Give linguists 140 characters and they’ll predict whether you’re a guy or girl two times out of three.
“Remember when the Gay Girl in Damascus revealed himself as a middle-aged man from Georgia? On a platform like Twitter, which doesn’t ask for much biographical information, it’s easy (and fun!) to take on a fake persona but now linguistic researchers have developed an algorithm that can predict the gender of a tweeter based solely on the 140 characters they choose to tweet. The research is based on the idea that women use language differently than men. ‘The mere fact of a tweet containing an exclamation mark or a smiley face meant that odds were a woman was tweeting, for instance,’ reports David Zax. Other research corroborates these findings, finding that women tend to use emoticons, abbreviations, repeated letters and expressions of affection more than men and linguists have also developed a list of gender-skewed words used more often by women including love, ha-ha, cute, omg, yay, hahaha, happy, girl, hair, lol, hubby, and chocolate.

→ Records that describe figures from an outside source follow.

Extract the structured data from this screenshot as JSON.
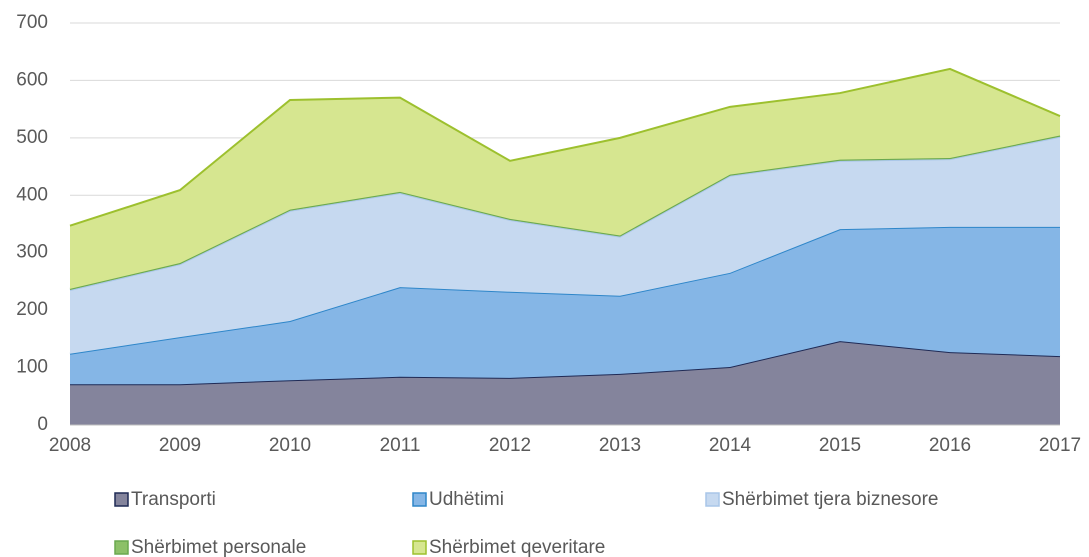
{
  "chart_data": {
    "type": "stacked_area",
    "categories": [
      "2008",
      "2009",
      "2010",
      "2011",
      "2012",
      "2013",
      "2014",
      "2015",
      "2016",
      "2017"
    ],
    "series": [
      {
        "name": "Transporti",
        "color": "#84849c",
        "line": "#1f2a55",
        "values": [
          71,
          71,
          78,
          84,
          82,
          89,
          101,
          146,
          127,
          120
        ]
      },
      {
        "name": "Udhëtimi",
        "color": "#85b6e6",
        "line": "#2e86c9",
        "values": [
          53,
          82,
          103,
          156,
          150,
          136,
          164,
          195,
          218,
          225
        ]
      },
      {
        "name": "Shërbimet tjera biznesore",
        "color": "#c6d9f0",
        "line": "#a9c6e8",
        "values": [
          111,
          127,
          192,
          164,
          125,
          103,
          169,
          119,
          118,
          157
        ]
      },
      {
        "name": "Shërbimet personale",
        "color": "#8cc068",
        "line": "#6aa84f",
        "values": [
          2,
          2,
          2,
          2,
          2,
          2,
          2,
          2,
          2,
          2
        ]
      },
      {
        "name": "Shërbimet qeveritare",
        "color": "#d6e690",
        "line": "#9dc02e",
        "values": [
          110,
          127,
          191,
          164,
          101,
          170,
          118,
          116,
          155,
          34
        ]
      }
    ],
    "ylim": [
      0,
      700
    ],
    "yticks": [
      0,
      100,
      200,
      300,
      400,
      500,
      600,
      700
    ],
    "grid": true
  }
}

Remarkably, even when only provided with one tweet, the program could correctly identify gender 65.9% of the time. (PDF). Depending on how successful the program is proven to be, it could be used for ad-targeting, or for socio-linguistic research.”
This result follows a recent spate of articles in the mainstream media arguing that language reflects how you think. While emphasizing cultural rather than gender divergences, some of this research suggests profoundly different worldviews. For example, the Pormpuraaw people of aboriginal Australia speak of “my southwest foot” instead of “my left foot.”